Source: California Department of Education

Similarly, mental health crises and issues of substance abuse—including those issues stemming from trauma, neglect, or exposure to violence— can manifest in chronic absenteeism, behavioral challenges, and academic disengagement. These issues are not peripheral; they are central barriers to educational success. If unaddressed, they derail students’ paths to graduation. The Center for Disease Control found that “4 in 10 students (40%) had persistent feelings of sadness or hopelessness and 2 in 10 students (20%) seriously considered attempting suicide.” Mirroring the national trend, 45% of California youth between the ages of 12 and 17 report having recently struggled with mental health issues (according to the UCLA Center for Health Policy Research), with nearly a third of them experiencing serious psychological distress that could interfere with academic and social functioning. Meanwhile, 65% of California youth with major depression do not receive any mental health treatment due to lack of access to services. 


 

Battery Powered has a history of supporting young people.
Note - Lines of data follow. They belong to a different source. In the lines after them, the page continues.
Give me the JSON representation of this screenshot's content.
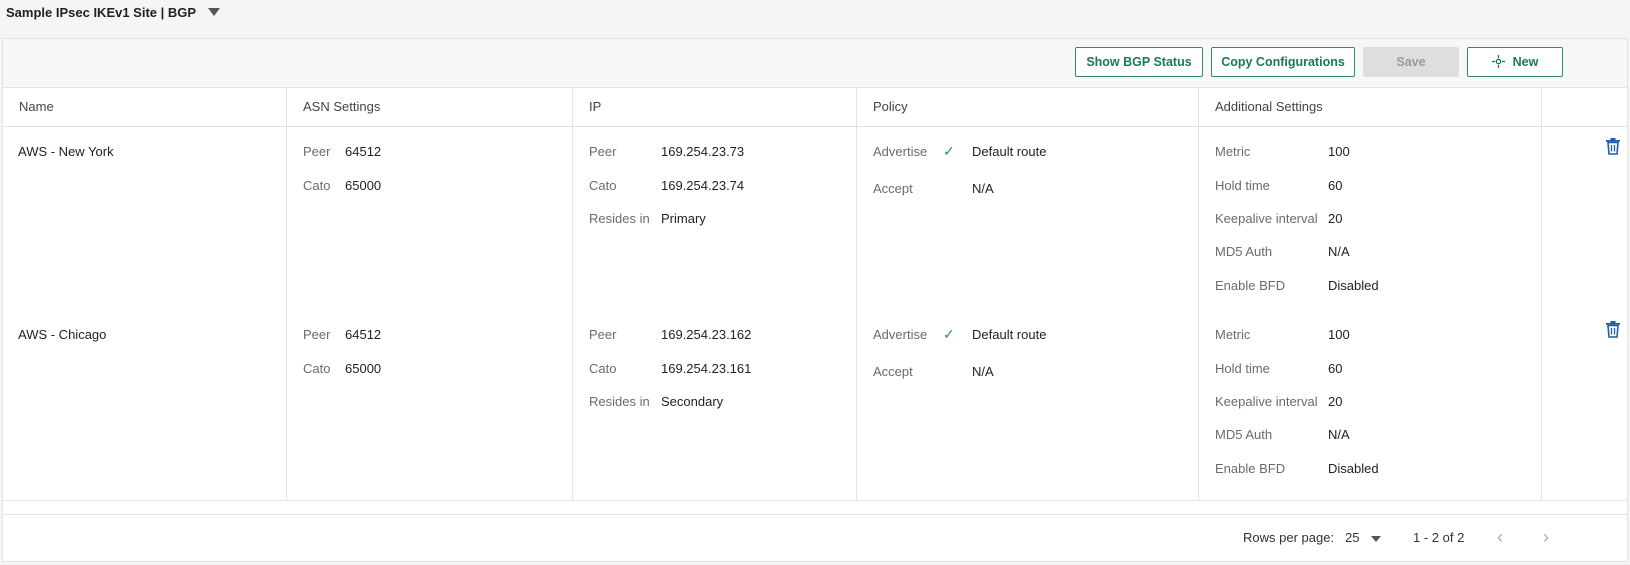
{
  "header": {
    "title": "Sample IPsec IKEv1 Site | BGP"
  },
  "toolbar": {
    "show_bgp_status": "Show BGP Status",
    "copy_configurations": "Copy Configurations",
    "save": "Save",
    "new": "New"
  },
  "columns": [
    "Name",
    "ASN Settings",
    "IP",
    "Policy",
    "Additional Settings"
  ],
  "labels": {
    "peer": "Peer",
    "cato": "Cato",
    "resides_in": "Resides in",
    "advertise": "Advertise",
    "accept": "Accept",
    "metric": "Metric",
    "hold_time": "Hold time",
    "keepalive": "Keepalive interval",
    "md5": "MD5 Auth",
    "bfd": "Enable BFD"
  },
  "rows": [
    {
      "name": "AWS - New York",
      "asn_peer": "64512",
      "asn_cato": "65000",
      "ip_peer": "169.254.23.73",
      "ip_cato": "169.254.23.74",
      "resides_in": "Primary",
      "advertise": "Default route",
      "accept": "N/A",
      "metric": "100",
      "hold_time": "60",
      "keepalive": "20",
      "md5": "N/A",
      "bfd": "Disabled"
    },
    {
      "name": "AWS - Chicago",
      "asn_peer": "64512",
      "asn_cato": "65000",
      "ip_peer": "169.254.23.162",
      "ip_cato": "169.254.23.161",
      "resides_in": "Secondary",
      "advertise": "Default route",
      "accept": "N/A",
      "metric": "100",
      "hold_time": "60",
      "keepalive": "20",
      "md5": "N/A",
      "bfd": "Disabled"
    }
  ],
  "footer": {
    "rows_per_page_label": "Rows per page:",
    "rows_per_page": "25",
    "range": "1 - 2 of 2"
  },
  "colors": {
    "accent": "#2f8f62",
    "trash": "#1f5fae"
  }
}
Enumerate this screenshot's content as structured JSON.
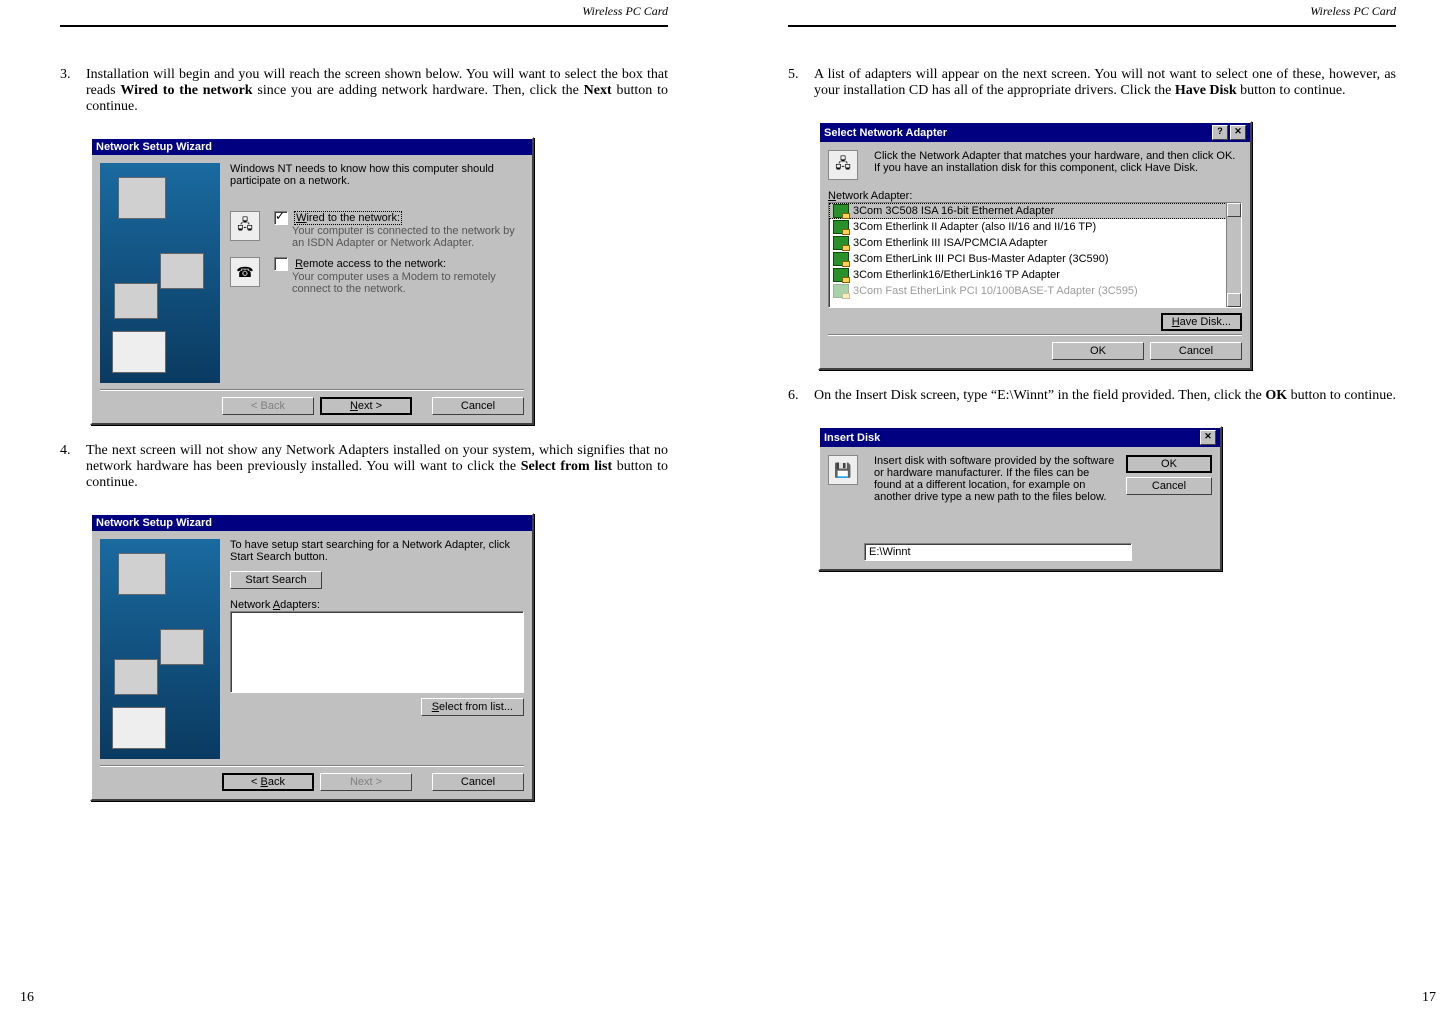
{
  "header": {
    "title": "Wireless  PC  Card"
  },
  "pageNumbers": {
    "left": "16",
    "right": "17"
  },
  "left": {
    "step3": {
      "num": "3.",
      "t1": "Installation will begin and you will reach the screen shown below. You will want to select the box that reads ",
      "b1": "Wired to the network",
      "t2": " since you are adding network hardware. Then, click the ",
      "b2": "Next",
      "t3": " button to continue."
    },
    "wiz1": {
      "title": "Network Setup Wizard",
      "intro": "Windows NT needs to know how this computer should participate on a network.",
      "wiredLabel": "Wired to the network:",
      "wiredDesc": "Your computer is connected to the network by an ISDN Adapter or Network Adapter.",
      "remoteLabel": "Remote access to the network:",
      "remoteDesc": "Your computer uses a Modem to remotely connect to the network.",
      "back": "< Back",
      "next": "Next >",
      "cancel": "Cancel"
    },
    "step4": {
      "num": "4.",
      "t1": "The next screen will not show any Network Adapters installed on your system, which signifies that no network hardware has been previously installed. You will want to click the ",
      "b1": "Select from list",
      "t2": " button to continue."
    },
    "wiz2": {
      "title": "Network Setup Wizard",
      "intro": "To have setup start searching for a Network Adapter, click Start Search button.",
      "startSearch": "Start Search",
      "adaptersLabel": "Network Adapters:",
      "selectFromList": "Select from list...",
      "back": "< Back",
      "next": "Next >",
      "cancel": "Cancel"
    }
  },
  "right": {
    "step5": {
      "num": "5.",
      "t1": "A list of adapters will appear on the next screen. You will not want to select one of these, however, as your installation CD has all of the appropriate drivers. Click the ",
      "b1": "Have Disk",
      "t2": " button to continue."
    },
    "dlgAdapter": {
      "title": "Select Network Adapter",
      "help": "?",
      "close": "✕",
      "instr": "Click the Network Adapter that matches your hardware, and then click OK.  If you have an installation disk for this component, click Have Disk.",
      "listLabel": "Network Adapter:",
      "items": [
        "3Com 3C508 ISA 16-bit Ethernet Adapter",
        "3Com Etherlink II Adapter (also II/16 and II/16 TP)",
        "3Com Etherlink III ISA/PCMCIA Adapter",
        "3Com EtherLink III PCI Bus-Master Adapter (3C590)",
        "3Com Etherlink16/EtherLink16 TP Adapter",
        "3Com Fast EtherLink PCI 10/100BASE-T Adapter (3C595)"
      ],
      "haveDisk": "Have Disk...",
      "ok": "OK",
      "cancel": "Cancel"
    },
    "step6": {
      "num": "6.",
      "t1": "On the Insert Disk screen, type “E:\\Winnt” in the field provided. Then, click the ",
      "b1": "OK",
      "t2": " button to continue."
    },
    "dlgInsert": {
      "title": "Insert Disk",
      "close": "✕",
      "instr": "Insert disk with software provided by the software or hardware manufacturer.  If the files can be found at a different location, for example on another drive type a new path to the files below.",
      "path": "E:\\Winnt",
      "ok": "OK",
      "cancel": "Cancel"
    }
  }
}
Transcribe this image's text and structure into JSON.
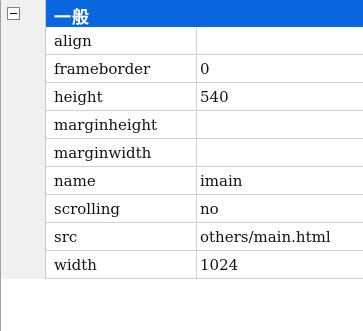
{
  "category": {
    "label": "一般",
    "expanded": true,
    "header_color": "#0a66de"
  },
  "properties": [
    {
      "name": "align",
      "value": ""
    },
    {
      "name": "frameborder",
      "value": "0"
    },
    {
      "name": "height",
      "value": "540"
    },
    {
      "name": "marginheight",
      "value": ""
    },
    {
      "name": "marginwidth",
      "value": ""
    },
    {
      "name": "name",
      "value": "imain"
    },
    {
      "name": "scrolling",
      "value": "no"
    },
    {
      "name": "src",
      "value": "others/main.html"
    },
    {
      "name": "width",
      "value": "1024"
    }
  ]
}
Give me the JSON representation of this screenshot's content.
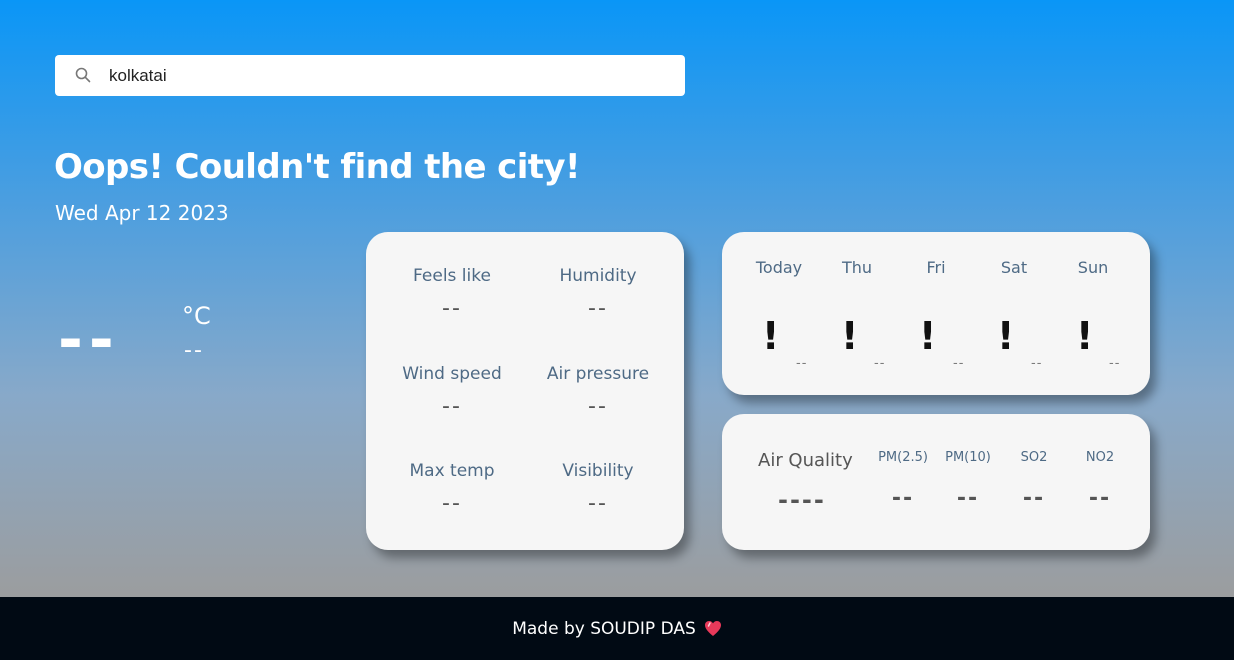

Check out our past issue briefs and grantees in the Mental Health, Opportunity Youth, Public Education, and Youth Uplift themes.


Programs that integrate social services directly into schools are one highly effective way to address these barriers. For example, organizations like Communities In Schools and Seneca Family of Agencies embed care teams in schools to connect families with essential resources, from housing support to mental health services and bring existing resources from the community into our school system. Early warning systems, used by nonprofits like Attendance Works, enable educators to identify and intervene with students at risk of chronic absenteeism, providing critical supports before the problem spirals. Additionally, flexible wraparound services offer immediate help during crises, such as providing temporary housing for a displaced family or ensuring students have access to meals during school breaks.

These crises are solvable. Evidence shows that when students receive targeted support during moments of instability, their engagement and academic performance improve. Addressing these non-academic challenges is not optional if we want to keep students on track for graduation. It is essential, not only for individual success but also for ensuring schools and communities function as engines of opportunity and equity. 

We see promising grant opportunities in this area such as:

  • Care team models to identify students at moments of risk and provide solutions to students at key moments of need, and offer holistic wraparound services for families in crisis.
  • Targeted interventions for chronic absenteeism, including early prediction models and wrap around services such as transportation support and family outreach.
  • Novel partnerships between schools, social service providers, and nonprofits to identify students most at risk and address the needs of students at potential and active moments of crisis.